Turning off of interstate 20 you take state route 19 all the way to Philadelphia for some 35 miles or so. Coming out of Meridian, you stay on 4 lane before it gets serious and chugs down to two lanes. Not too long ago it was all two lane, dribbling out of Meridian and then drilling straight though gothic southern forests, past abandoned ESSO gas stations. Small clapboard houses, and Kudzu (should be the official plant of MS, not the Magnolia. Brought in as a foraging crop for cattle and erosion control in the thirties, it, like another Mississippi crop, the blues, found its true home and began to conquer the world in earnest. And of course much earlier there was cotton. I guess they all fit together.)
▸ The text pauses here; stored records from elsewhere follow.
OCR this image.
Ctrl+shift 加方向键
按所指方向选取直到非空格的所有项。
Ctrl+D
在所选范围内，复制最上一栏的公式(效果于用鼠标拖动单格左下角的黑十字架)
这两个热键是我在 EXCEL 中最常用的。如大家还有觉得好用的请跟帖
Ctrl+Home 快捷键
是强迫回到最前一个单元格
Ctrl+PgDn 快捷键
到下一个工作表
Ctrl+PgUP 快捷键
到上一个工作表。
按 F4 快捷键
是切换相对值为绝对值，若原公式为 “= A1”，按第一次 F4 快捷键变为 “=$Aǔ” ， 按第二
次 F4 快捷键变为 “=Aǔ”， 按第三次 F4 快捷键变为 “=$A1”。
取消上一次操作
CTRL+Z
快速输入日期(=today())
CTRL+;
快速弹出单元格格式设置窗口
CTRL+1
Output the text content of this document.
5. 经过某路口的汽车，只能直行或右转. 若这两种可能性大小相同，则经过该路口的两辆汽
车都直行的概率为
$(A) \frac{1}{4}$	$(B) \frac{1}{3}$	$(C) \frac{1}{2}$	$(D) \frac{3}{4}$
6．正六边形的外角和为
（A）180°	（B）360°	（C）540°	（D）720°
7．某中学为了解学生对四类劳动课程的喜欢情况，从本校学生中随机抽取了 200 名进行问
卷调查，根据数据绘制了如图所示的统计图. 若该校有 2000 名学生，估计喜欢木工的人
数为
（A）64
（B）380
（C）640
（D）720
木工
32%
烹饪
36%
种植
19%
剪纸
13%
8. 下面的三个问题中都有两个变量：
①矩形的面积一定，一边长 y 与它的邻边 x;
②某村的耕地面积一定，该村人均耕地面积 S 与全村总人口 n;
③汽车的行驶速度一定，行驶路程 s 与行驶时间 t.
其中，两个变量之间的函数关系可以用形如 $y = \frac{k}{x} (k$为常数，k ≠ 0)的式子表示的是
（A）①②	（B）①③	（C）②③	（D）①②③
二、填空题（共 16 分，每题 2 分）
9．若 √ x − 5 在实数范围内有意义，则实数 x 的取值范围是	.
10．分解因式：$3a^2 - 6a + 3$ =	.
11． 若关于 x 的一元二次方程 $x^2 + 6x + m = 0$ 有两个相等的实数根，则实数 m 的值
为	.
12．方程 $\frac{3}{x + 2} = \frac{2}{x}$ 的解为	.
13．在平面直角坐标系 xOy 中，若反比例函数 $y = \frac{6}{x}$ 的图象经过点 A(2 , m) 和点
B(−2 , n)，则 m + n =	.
A few miles before you enter Philly on 19 is a non-descript dirt road. Down aways was the burial site of Michael Schwerner, James Earl Chaney, and Andrew Goodman in an earthen dam, three kids killed by racist bigots during Freedom Summer in MS in 1964. (The story is well told elsewhere; only recently has there been some closure of the case). Suffice it to say that it was a kindling sort of environment, brutal, incendiary, the feeling everywhere (so hard to describe now, textures spoken as well as unspoken were ringing chords all over) that Something Big was happening or at least on the way. Revolution and a feeling of fatefulness and watchful expectation was everywhere. Politics was in turmoil (the brutality of the Chicago Democratic Convention was coming). Assassinations were the order of the day. A man on the moon was due coming up, riots seemed to be everywhere, the psychedelic revolution was underway, Timothy Leary meeting with the Black Panthers, a feeling of the arrival of a cosmic conscious was ubiquitous.
During that same period, 1963 to be precise, his cousin Ricky, four years his senior, Nineteen years old, living in the Delta with his parents, was murdered on a frog gigging expedition in swamp area outside of Oxford MS. His companion was shot and mutilated, Ricky was shot in the head. Nothing was ever discovered (or told anyway) about what happened. The FBI came down to investigate and left just as promptly as they came, having come to no conclusion. It
remains a mystery down to this day. One newspaper reporter called it ‘the dirty deltasecret’.
Grandparents died or were killed in auto accidents. It began to feel like a slaughterhouse down here. The general and the specific turmoils seemed to collide in a very close everyday manner. My father would never tell folks where we were from. In 1961 the Bennie and Martha Cheatham family got the hell out of Dodge, but still coming back at every opportunity, holidays and funerals alike.
Things seemed to be exploding and imploding simultaneously everywhere.